War chest? Man, THAT sounded COOL! I totally want a war chest! But I shook my head no. I didn’t know what the heck he was talking about. “What’s a war chest,” I asked.
“A war chest is where you collect the things you like, the things that FIT you, the things you can use… or the things you MIGHT use later. It’s your collection of ideas, tactics, tools and experiences that you carry toward the fight with you.”
I didn’t fully understand this seven years ago (I was too new to business), but I vaguely grasped the principle behind what he was saying: If I’m going into a fight, I want to HAVE what I need instead of needing what I wish I had.
How does this relate to you?
YOU are a craftsman. A war chest is a toolbox. What’s in YOUR toolbox? Are you developing your toolbox? Are you refining it?
Many of us start with the same tools: We have similar mindsets (I can do this), similar passions (I want to help people) and similar methods (our education and certifications).
Put with practical application and ACTION, we begin to create our own personal war chests.
The folly is to think our way is the best way, that there is only one way, that we have come far enough and can stop, or to try to carry everything we possibly can in our war chest. (Start listening at 0:12:30 if you click the link.)
See, every craftsman experiments, but what separates the craftsman’s experiences from others is this: when the experiment fails it is OKAY to the craftsman/operator/artist because we have LEARNED . Learning what NOT to do is a PART of learning what TO do.
And with this mindset two things happen: the war chest expands AND simplifies at the same time. It becomes highly effective with the more time and discipline that we use it. There is no wasted space. It is refined again and again and again.
Methods are explored over and over again and, EVENTUALLY, refined.
Experiences collect, wisdom accrues, and we can look at situations and say, “Yes, I like this piece so I will keep it,” or “No way, here are the problems that will come if we operate in this manner.” Our product, and our production of it, get better and better and better.
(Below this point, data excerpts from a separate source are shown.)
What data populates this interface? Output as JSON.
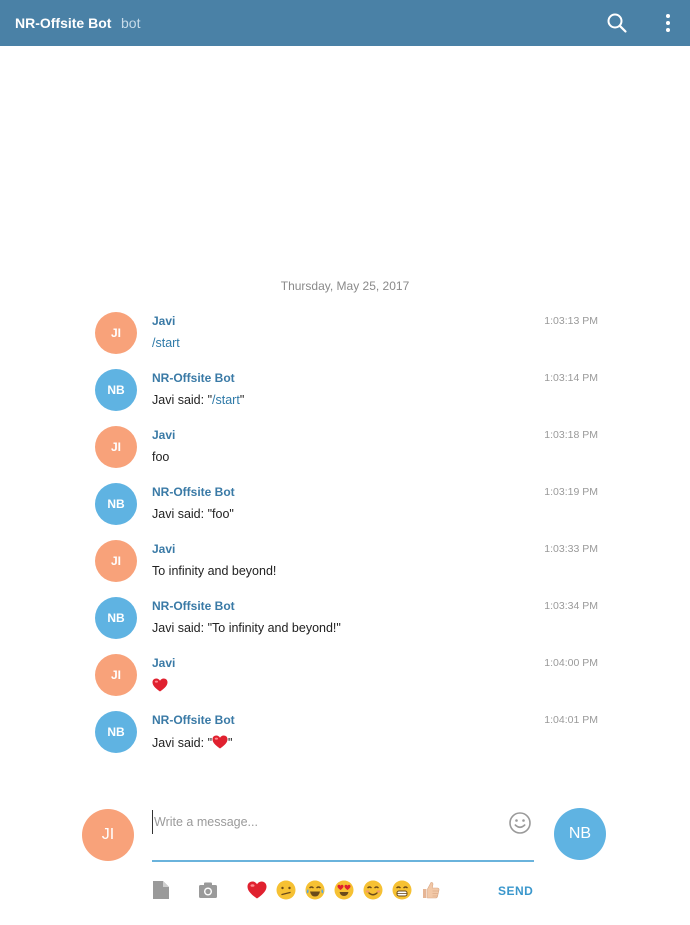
{
  "header": {
    "title": "NR-Offsite Bot",
    "subtitle": "bot",
    "icons": [
      "search-icon",
      "more-vertical-icon"
    ]
  },
  "date_separator": "Thursday, May 25, 2017",
  "messages": [
    {
      "avatar": "JI",
      "name": "Javi",
      "time": "1:03:13 PM",
      "text": "/start"
    },
    {
      "avatar": "NB",
      "name": "NR-Offsite Bot",
      "time": "1:03:14 PM",
      "text_prefix": "Javi said: \"",
      "text_cmd": "/start",
      "text_suffix": "\""
    },
    {
      "avatar": "JI",
      "name": "Javi",
      "time": "1:03:18 PM",
      "text": "foo"
    },
    {
      "avatar": "NB",
      "name": "NR-Offsite Bot",
      "time": "1:03:19 PM",
      "text": "Javi said: \"foo\""
    },
    {
      "avatar": "JI",
      "name": "Javi",
      "time": "1:03:33 PM",
      "text": "To infinity and beyond!"
    },
    {
      "avatar": "NB",
      "name": "NR-Offsite Bot",
      "time": "1:03:34 PM",
      "text": "Javi said: \"To infinity and beyond!\""
    },
    {
      "avatar": "JI",
      "name": "Javi",
      "time": "1:04:00 PM",
      "emoji": "heart-emoji"
    },
    {
      "avatar": "NB",
      "name": "NR-Offsite Bot",
      "time": "1:04:01 PM",
      "text_prefix": "Javi said: \"",
      "emoji": "heart-emoji",
      "text_suffix": "\""
    }
  ],
  "composer": {
    "user_avatar": "JI",
    "bot_avatar": "NB",
    "placeholder": "Write a message...",
    "value": "",
    "send_label": "SEND",
    "quick_emojis": [
      "heart",
      "confused-face",
      "tears-of-joy-face",
      "heart-eyes-face",
      "smiling-face",
      "grinning-face",
      "thumbs-up"
    ]
  },
  "colors": {
    "header_bg": "#4a81a6",
    "user_avatar": "#f8a27a",
    "bot_avatar": "#5fb3e2",
    "name": "#3a7aa6",
    "accent": "#3a97cc"
  }
}
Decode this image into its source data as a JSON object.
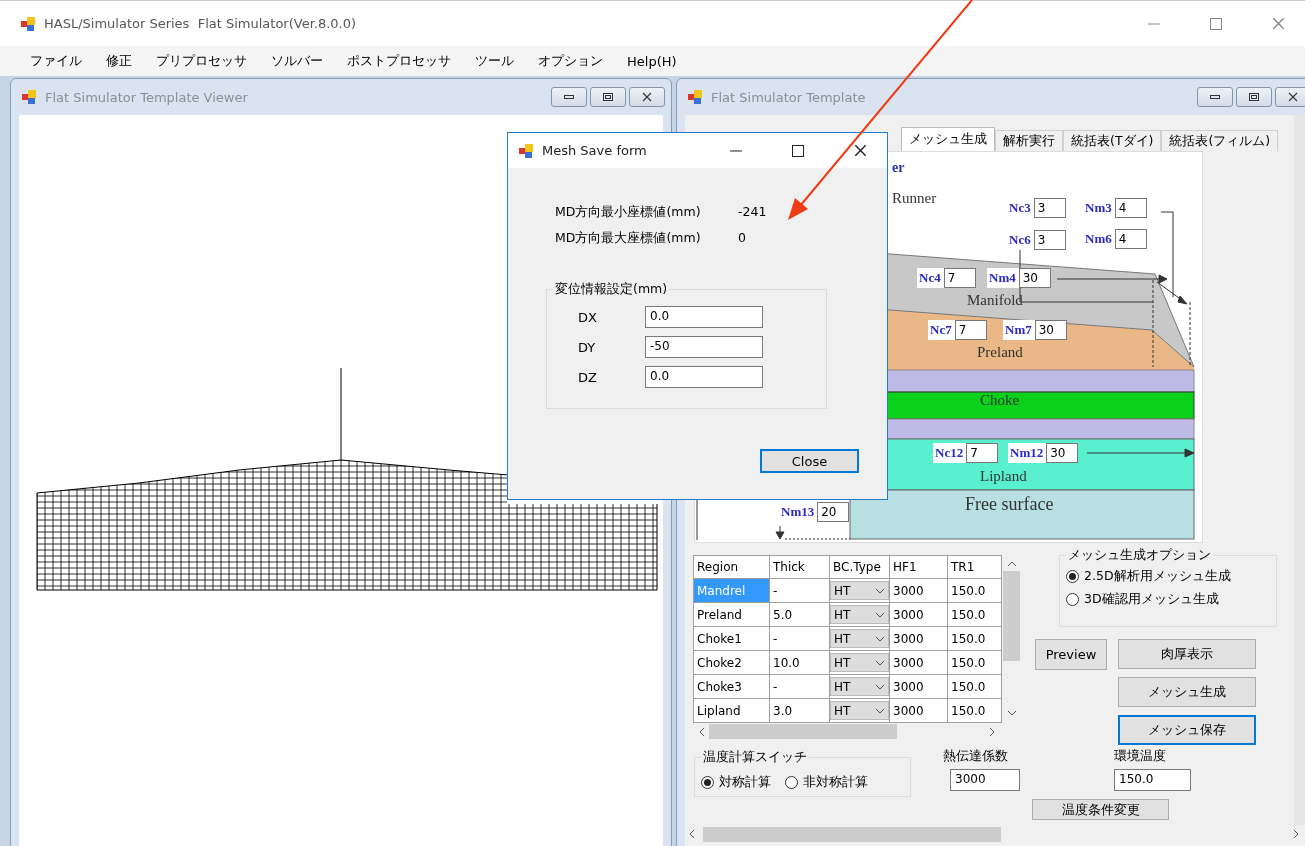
{
  "window": {
    "title": "HASL/Simulator Series  Flat Simulator(Ver.8.0.0)"
  },
  "menu": [
    "ファイル",
    "修正",
    "プリプロセッサ",
    "ソルバー",
    "ポストプロセッサ",
    "ツール",
    "オプション",
    "Help(H)"
  ],
  "viewer": {
    "title": "Flat Simulator Template Viewer"
  },
  "template": {
    "title": "Flat Simulator Template",
    "tabs": [
      {
        "label": "メッシュ生成",
        "selected": true
      },
      {
        "label": "解析実行",
        "selected": false
      },
      {
        "label": "統括表(Tダイ)",
        "selected": false
      },
      {
        "label": "統括表(フィルム)",
        "selected": false
      }
    ],
    "diagram": {
      "fragment": "er",
      "layer_labels": [
        "Runner",
        "Manifold",
        "Preland",
        "Choke",
        "Lipland",
        "Free surface"
      ],
      "parameters": [
        {
          "label": "Nc3",
          "value": "3"
        },
        {
          "label": "Nm3",
          "value": "4"
        },
        {
          "label": "Nc6",
          "value": "3"
        },
        {
          "label": "Nm6",
          "value": "4"
        },
        {
          "label": "Nc4",
          "value": "7"
        },
        {
          "label": "Nm4",
          "value": "30"
        },
        {
          "label": "Nc7",
          "value": "7"
        },
        {
          "label": "Nm7",
          "value": "30"
        },
        {
          "label": "Nc12",
          "value": "7"
        },
        {
          "label": "Nm12",
          "value": "30"
        },
        {
          "label": "Nm13",
          "value": "20"
        }
      ]
    },
    "table": {
      "columns": [
        "Region",
        "Thick",
        "BC.Type",
        "HF1",
        "TR1"
      ],
      "rows": [
        {
          "cells": [
            "Mandrel",
            "-",
            "HT",
            "3000",
            "150.0"
          ],
          "selected": true
        },
        {
          "cells": [
            "Preland",
            "5.0",
            "HT",
            "3000",
            "150.0"
          ],
          "selected": false
        },
        {
          "cells": [
            "Choke1",
            "-",
            "HT",
            "3000",
            "150.0"
          ],
          "selected": false
        },
        {
          "cells": [
            "Choke2",
            "10.0",
            "HT",
            "3000",
            "150.0"
          ],
          "selected": false
        },
        {
          "cells": [
            "Choke3",
            "-",
            "HT",
            "3000",
            "150.0"
          ],
          "selected": false
        },
        {
          "cells": [
            "Lipland",
            "3.0",
            "HT",
            "3000",
            "150.0"
          ],
          "selected": false
        }
      ]
    },
    "mesh_options": {
      "title": "メッシュ生成オプション",
      "options": [
        {
          "label": "2.5D解析用メッシュ生成",
          "selected": true
        },
        {
          "label": "3D確認用メッシュ生成",
          "selected": false
        }
      ]
    },
    "buttons": [
      {
        "label": "Preview",
        "focused": false
      },
      {
        "label": "肉厚表示",
        "focused": false
      },
      {
        "label": "メッシュ生成",
        "focused": false
      },
      {
        "label": "メッシュ保存",
        "focused": true
      }
    ],
    "temperature_switch": {
      "title": "温度計算スイッチ",
      "options": [
        {
          "label": "対称計算",
          "selected": true
        },
        {
          "label": "非対称計算",
          "selected": false
        }
      ]
    },
    "heat_transfer": {
      "label": "熱伝達係数",
      "value": "3000"
    },
    "ambient_temperature": {
      "label": "環境温度",
      "value": "150.0"
    },
    "temperature_button": "温度条件変更"
  },
  "dialog": {
    "title": "Mesh Save form",
    "readouts": [
      {
        "label": "MD方向最小座標値(mm)",
        "value": "-241"
      },
      {
        "label": "MD方向最大座標値(mm)",
        "value": "0"
      }
    ],
    "group": {
      "title": "変位情報設定(mm)",
      "fields": [
        {
          "label": "DX",
          "value": "0.0"
        },
        {
          "label": "DY",
          "value": "-50"
        },
        {
          "label": "DZ",
          "value": "0.0"
        }
      ]
    },
    "close": {
      "label": "Close",
      "focused": true
    }
  }
}
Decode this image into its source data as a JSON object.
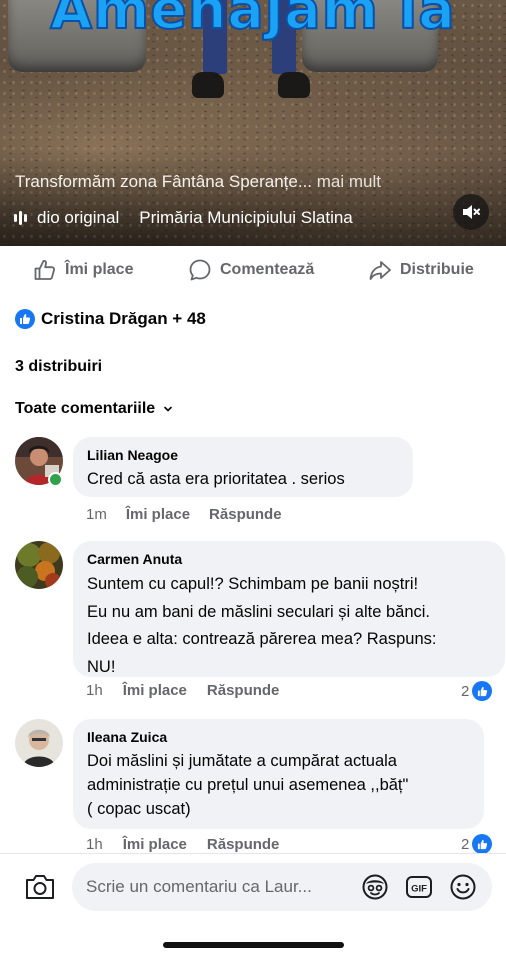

We travel: literally (to places, symposiums, gatherings or Summits) or in books and on The Google and explore things not only inside our industry but outside it.
We collect what we feel can be useful to us in our mission to make lives better. We experiment with it. We throw our what didn’t work or maybe put it down and try again in another circumstance.
Here’s the thing, your war chest is based on intuition, awareness, humility, gratitude and acumen. It is the constant culmination of your experiences as a coach or a business owner or a mother or a father or a friend or whatever. (And, most likely, it is a combination of all aspects of your life, not just your professional one.)
Each war chest is particular to the individual yet holds basic foundational/functional principles. (Example: When we deadlift, we lift with our legs first and our back flat. HOWEVER, the individual’s anthropometry means the set-up is nuanced for the individual and how you get the client to the optimum level of performance is personalized.)
Your war chest is not a blueprint, it is a practical guide to success. There is no ONE blueprint… we build people and businesses, not houses or cars.
And as you progress some tools you will utilize more than others. This is FINE and EXPECTED! You will come to realize your strengths and where you enjoy having the most impact.
This is you becoming a craftsman! Artists, soldiers, executives, tradespeople, etc all have specialties. Coaches and entrepreneurs are no different.
What’s in your war chest? More importantly, why is it there? Review, explore, and evolve. Hugs.